Virgil defined Off-White as “the gray area between black and white as the color Off-White.” Off-White, while Virgil wanted its main interest to be in fashion, is a combination of so many things in between such as music, architecture, and art. While Pyrex and #BEEN #TRILL was Virgil’s start in fashion and really redefined this generation's fashion, Off-White took it to the next level. Gen-Z wanted to rebel against traditional couture, and Off-White fuelled this rebellion with its ironic and bright nature. From having a print vandalizing the Mona Lisa on a sweatshirt, to having a print on a scarf that says “SCARF,” everything Virgil did at Off-White was new and disruptive.
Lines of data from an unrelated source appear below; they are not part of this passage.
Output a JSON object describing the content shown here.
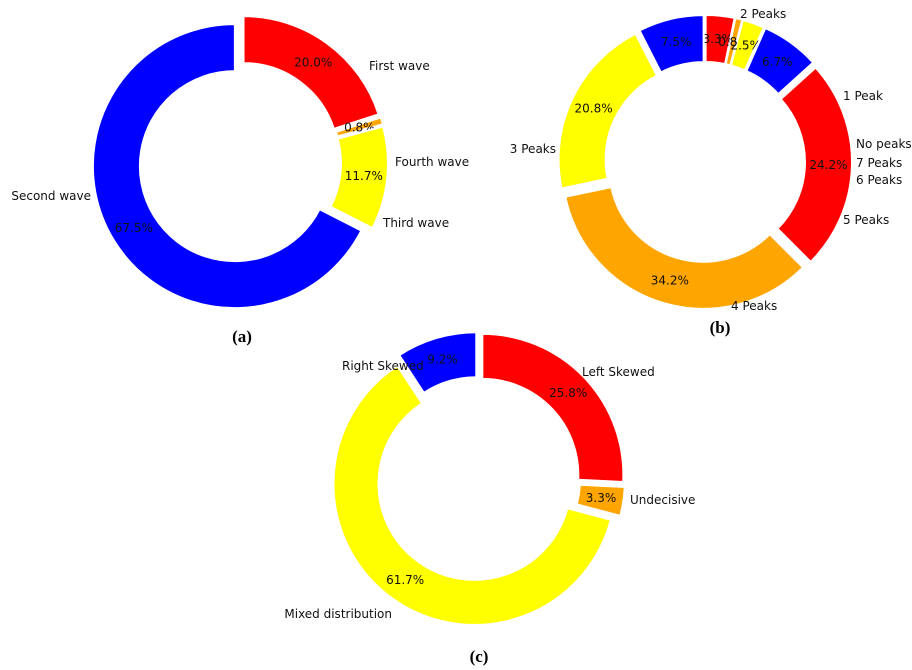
{
  "chart_data": [
    {
      "type": "pie",
      "style": "donut",
      "panel_label": "(a)",
      "slices": [
        {
          "label": "First wave",
          "value": 20.0,
          "pct_text": "20.0%",
          "color": "#ff0000"
        },
        {
          "label": "Fourth wave",
          "value": 0.8,
          "pct_text": "0.8%",
          "color": "#ffa500"
        },
        {
          "label": "Third wave",
          "value": 11.7,
          "pct_text": "11.7%",
          "color": "#ffff00"
        },
        {
          "label": "Second wave",
          "value": 67.5,
          "pct_text": "67.5%",
          "color": "#0000ff"
        }
      ]
    },
    {
      "type": "pie",
      "style": "donut",
      "panel_label": "(b)",
      "slices": [
        {
          "label": "No peaks",
          "value": 3.3,
          "pct_text": "3.3%",
          "color": "#ff0000"
        },
        {
          "label": "7 Peaks",
          "value": 0.8,
          "pct_text": "0.8%",
          "color": "#ffa500"
        },
        {
          "label": "6 Peaks",
          "value": 2.5,
          "pct_text": "2.5%",
          "color": "#ffff00"
        },
        {
          "label": "5 Peaks",
          "value": 6.7,
          "pct_text": "6.7%",
          "color": "#0000ff"
        },
        {
          "label": "4 Peaks",
          "value": 24.2,
          "pct_text": "24.2%",
          "color": "#ff0000"
        },
        {
          "label": "3 Peaks",
          "value": 34.2,
          "pct_text": "34.2%",
          "color": "#ffa500"
        },
        {
          "label": "2 Peaks",
          "value": 20.8,
          "pct_text": "20.8%",
          "color": "#ffff00"
        },
        {
          "label": "1 Peak",
          "value": 7.5,
          "pct_text": "7.5%",
          "color": "#0000ff"
        }
      ]
    },
    {
      "type": "pie",
      "style": "donut",
      "panel_label": "(c)",
      "slices": [
        {
          "label": "Left Skewed",
          "value": 25.8,
          "pct_text": "25.8%",
          "color": "#ff0000"
        },
        {
          "label": "Undecisive",
          "value": 3.3,
          "pct_text": "3.3%",
          "color": "#ffa500"
        },
        {
          "label": "Mixed distribution",
          "value": 61.7,
          "pct_text": "61.7%",
          "color": "#ffff00"
        },
        {
          "label": "Right Skewed",
          "value": 9.2,
          "pct_text": "9.2%",
          "color": "#0000ff"
        }
      ]
    }
  ]
}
Off-White quickly became a hit, having a runway show at Paris Fashion Week in 2014. In 2017 Virgil solidified himself in fashion history with a collaboration between Off-White and Nike named “the ten.”

This collaboration revived Nike back to the top of the shoe world. Until this collaboration, Adidas was the hottest sneaker brand- mostly because they have Virgil’s friend Kanye as an ambassador and collaborator. But Virgil reinvented 10 classic Nike silhouettes, for example putting a fresh new take on the Jordan as he filled it with signature Virgil designs like quotation marks and stitches; these new designs shocked the sneaker world. These became the hottest sneakers in the world, and in turn gave Nike back the crown for best sneaker brand. This collaboration is still ongoing 4 years later, as Off-White and Nike just released a new capsule of Nike Dunks this year.

In 2018 Virgil cemented his position in fashion history after being appointed mens creative director at Louis Vuitton. In doing so he became Louis Vuitton's first black creative director and one of the few creative directors for a top fashion label, two tremendous achievements. Virgil commented on these achievements saying “This opportunity to think through what the next chapter of design and luxury will mean at a brand that represents the pinnacle of luxury was always a goal in my wildest dreams. And to show a younger generation that there is no one way anyone in this kind of position has to look is a fantastically modern spirit in which to start” according to the New York Times on March 26, 2018. Virgil has always been an inspiration to so many young designers, and his leadership at Louis Vuitton gave hope to this new generation, especially to those who are more disenfranchised. 

One example of Virgil’s sincerity was seen in his ability to help others. He is extremely open about his thought process, often seen interacting with people in his Instagram comments to help them understand his design approach. However, he also helped on a much larger scale as he started a charity called the “VIRGIL ABLOH™️ “POST-MODERN” SCHOLARSHIP FUND.” (https://secure.givelively.org/donate/fashion-scholarship-fund/fashion-scholarship-fund) Not only does this charity help raise scholarship money for designers who identify as Black, African-American, or of African descent, but also helps them with career support. This sort of empathy for young people was unprecedented in the fashion industry, yet Virgil made it extremely important to his brand.

Virgil’s death is one of the first tragic celebrity deaths that truly shocked and upset this generation. Nonetheless, his fame was so successful that he became a household name. It’s not so often that someone can bridge generational gaps but Virgil's creativity was so innovative that anyone could find something impressive about him. His last show at Louis Vuitton was unveiled last week in Miami titled “Virgil Was Here,” a sentimental title to his short yet profound time at the brand. After his death, the fashion community was shocked and the multitude of  people giving support shows how everyone loved Virgil. Tributes to him show us that he was so much more than one of the 21st century's greatest designer’s, but he was a friend, a teacher, and a great human being.